Im Bild (v.l.n.r.): Michael Husarek, Cornelius von Tiedemann, Dr. Dieter Reinisch, Stefan Schmid. (Foto: Marcus Klose, drehscheibe)
Der Nordschleswiger richtet sich an die deutschsprachige Minderheit in Dänemark. Tiedemann erzählte, dass es auch in Dänemark rechtspopulistische Parteien gebe, aber mit einer größeren Fluktuation aufgrund einer niedrigeren Hürde beim Einstieg ins Parlament: In Dänemark gilt eine Zwei-Prozent-Hürde.
Rechtspopulisten hätten derzeit etwa einen Stimmenanteil von 15 Prozent. Es gibt die Dänische Volkspartei, die eher einen rechtssozialen Ansatz verfolge (und eher von Frauen gewählt werde) und die Dänemark-Demokraten mit eher rechtslibertärem Ansatz (eher von Männern gewählt).
„Aber fast alle Parteien in Dänemark fahren einen strammen Anti-Einwanderungskurs“, betonte Tiedemann. Die Lage unterscheide sich merklich zu der in Deutschland: „Insgesamt gibt es bei weitem nicht diese Härte in der Debatte, auch nicht diese Rhetorik gegenüber Journalisten.“
Umgang mit Rechtspopulisten: Der Nordschleswiger konzentriere sich nicht so sehr auf den politischen Machtkampf, sondern versuche, nah an Menschen zu sein. „Wir berichten nicht aus der Perspektive der Politik“, betonte Tiedemann.

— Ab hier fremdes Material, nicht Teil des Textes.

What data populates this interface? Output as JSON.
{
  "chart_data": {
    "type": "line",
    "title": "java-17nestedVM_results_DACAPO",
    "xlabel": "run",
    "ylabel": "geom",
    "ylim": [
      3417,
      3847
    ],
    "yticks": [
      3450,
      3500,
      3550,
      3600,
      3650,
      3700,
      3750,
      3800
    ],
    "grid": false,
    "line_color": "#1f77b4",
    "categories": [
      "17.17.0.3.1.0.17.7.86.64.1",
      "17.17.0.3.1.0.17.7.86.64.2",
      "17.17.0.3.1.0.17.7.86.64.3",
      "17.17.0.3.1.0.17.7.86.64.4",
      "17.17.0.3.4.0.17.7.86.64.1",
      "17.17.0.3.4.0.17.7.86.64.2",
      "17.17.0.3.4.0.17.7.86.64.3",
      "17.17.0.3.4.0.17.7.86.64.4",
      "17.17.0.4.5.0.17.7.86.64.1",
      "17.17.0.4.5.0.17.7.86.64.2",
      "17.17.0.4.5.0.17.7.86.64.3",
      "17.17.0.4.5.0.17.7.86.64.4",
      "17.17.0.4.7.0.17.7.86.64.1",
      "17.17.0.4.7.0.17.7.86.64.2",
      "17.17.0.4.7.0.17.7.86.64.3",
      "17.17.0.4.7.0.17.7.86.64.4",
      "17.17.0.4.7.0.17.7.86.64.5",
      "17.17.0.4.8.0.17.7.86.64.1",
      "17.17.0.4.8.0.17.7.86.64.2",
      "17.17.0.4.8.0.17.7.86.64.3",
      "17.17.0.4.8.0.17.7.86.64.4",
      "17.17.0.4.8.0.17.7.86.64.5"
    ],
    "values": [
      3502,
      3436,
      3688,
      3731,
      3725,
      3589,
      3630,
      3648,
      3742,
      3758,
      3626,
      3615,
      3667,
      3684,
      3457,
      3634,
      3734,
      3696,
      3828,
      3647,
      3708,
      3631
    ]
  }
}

Lokaljournalismus international: Die Lage in Österreich
Hier ist die Freiheitliche Partei Österreichs (FPÖ) seit Jahrzehnten ein großer Faktor in Politik und Medien. Sie sitzt in fünf Landesregierungen und hat bereits Bundesregierungen gestellt. Anfang März 2025 lag die Partei bei 35 Prozent. „Man kann sie nicht ignorieren, diese Frage stellt sich nicht“, sagte Dieter Reinisch. Ganz im Gegenteil: „Die FPÖ ignoriert etablierte Medien und baut eine Parallelwelt auf.“
Die Partei pflege enge Verbindungen zu deutschnationalen Burschenschaften, habe einen starken liberalen Flügel und praktiziere eine gewisse Abgrenzung nach ganz rechts. „Es gibt hier keine Politiker wie Björn Höcke“, betonte Reinisch.

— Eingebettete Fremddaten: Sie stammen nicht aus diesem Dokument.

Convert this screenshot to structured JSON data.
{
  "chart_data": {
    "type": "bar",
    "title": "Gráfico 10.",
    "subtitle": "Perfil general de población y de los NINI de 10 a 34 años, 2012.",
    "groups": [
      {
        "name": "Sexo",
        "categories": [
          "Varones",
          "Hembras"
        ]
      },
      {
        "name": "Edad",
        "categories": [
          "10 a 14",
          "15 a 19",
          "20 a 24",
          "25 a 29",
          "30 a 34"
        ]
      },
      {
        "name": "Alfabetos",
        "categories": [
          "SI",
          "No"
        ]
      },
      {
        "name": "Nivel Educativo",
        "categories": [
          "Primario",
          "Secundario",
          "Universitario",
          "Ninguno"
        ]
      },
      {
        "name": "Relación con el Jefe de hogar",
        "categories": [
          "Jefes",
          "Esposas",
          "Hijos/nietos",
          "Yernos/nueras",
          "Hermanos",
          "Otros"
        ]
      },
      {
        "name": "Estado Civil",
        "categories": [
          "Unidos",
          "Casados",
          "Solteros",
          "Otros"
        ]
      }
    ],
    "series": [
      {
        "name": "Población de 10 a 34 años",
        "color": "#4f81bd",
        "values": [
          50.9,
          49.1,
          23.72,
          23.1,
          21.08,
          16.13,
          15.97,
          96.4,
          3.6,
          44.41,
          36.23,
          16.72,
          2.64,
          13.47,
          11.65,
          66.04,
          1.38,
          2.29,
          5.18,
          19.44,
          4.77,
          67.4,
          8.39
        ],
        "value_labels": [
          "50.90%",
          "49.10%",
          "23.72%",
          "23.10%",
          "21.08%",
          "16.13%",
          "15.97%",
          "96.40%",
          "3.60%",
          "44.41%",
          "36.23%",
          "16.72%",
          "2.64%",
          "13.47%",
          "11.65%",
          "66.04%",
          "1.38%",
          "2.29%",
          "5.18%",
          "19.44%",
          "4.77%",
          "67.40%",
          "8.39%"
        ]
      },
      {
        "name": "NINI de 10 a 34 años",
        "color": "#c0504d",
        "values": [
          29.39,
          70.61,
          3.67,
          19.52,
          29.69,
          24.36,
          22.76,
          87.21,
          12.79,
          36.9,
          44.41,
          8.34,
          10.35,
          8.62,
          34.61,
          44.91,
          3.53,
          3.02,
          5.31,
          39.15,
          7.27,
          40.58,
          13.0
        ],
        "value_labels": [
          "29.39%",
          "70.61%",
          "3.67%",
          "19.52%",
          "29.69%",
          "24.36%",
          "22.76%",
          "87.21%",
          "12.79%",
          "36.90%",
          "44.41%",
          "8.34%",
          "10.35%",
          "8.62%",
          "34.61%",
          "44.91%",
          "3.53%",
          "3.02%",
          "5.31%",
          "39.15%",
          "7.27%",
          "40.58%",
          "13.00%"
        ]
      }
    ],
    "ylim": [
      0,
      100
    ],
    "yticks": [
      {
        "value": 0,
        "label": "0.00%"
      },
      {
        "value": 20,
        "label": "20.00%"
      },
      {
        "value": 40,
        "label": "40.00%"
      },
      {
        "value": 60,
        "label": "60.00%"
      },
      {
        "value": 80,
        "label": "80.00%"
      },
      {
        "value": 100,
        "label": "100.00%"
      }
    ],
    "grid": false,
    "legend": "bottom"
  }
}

Die FPÖ propagiere eine harte Einwanderungspolitik, aber unter Einhaltung des EU-Rechts, erzählte Reinisch. Die konservative Volkspartei ÖVP habe unter dem früheren Bundeskanzler Sebastian Kurz versucht, die FPÖ in dieser Frage „rechts zu überholen“.
Rechtspopulismus in der Schweiz
Nach dem Zusammenbruch des Ostblocks Anfang der 90er-Jahre erlebte die Schweizerische Volkspartei einen Wandel und einen Aufschwung. Die Debatte über das Verhältnis der Schweiz zur EU stärkte die konservative Partei, die eine tiefe Verankerung im bäuerlichen Milieu hat. Der Präsident der SVP des Kantons Zürich, Christoph Blocher, lancierte antieuropäische Kampagnen und transformierte die SVP in eine stark rechtspopulistische Partei, erzählt Stefan Schmid vom St. Galler Tagblatt. Manchen vielleicht in Erinnerung: das Wahlplakat der SVP, das weiße Schafe zeigte, die schwarze Schafe aus dem Land werfen. „Die SVP arbeitete durchaus mit rassistischen Tönen“, sagt Schmid. Heute ist die Partei in diversen Kantonen die größte Partei und auch Regierungspartei. Sie ist nach wie vor stark im Bauerntum verankert und vertritt eher wirtschaftsliberale Ansichten (nicht nationalsoziale wie etwa Marine Le Pen in Frankreich).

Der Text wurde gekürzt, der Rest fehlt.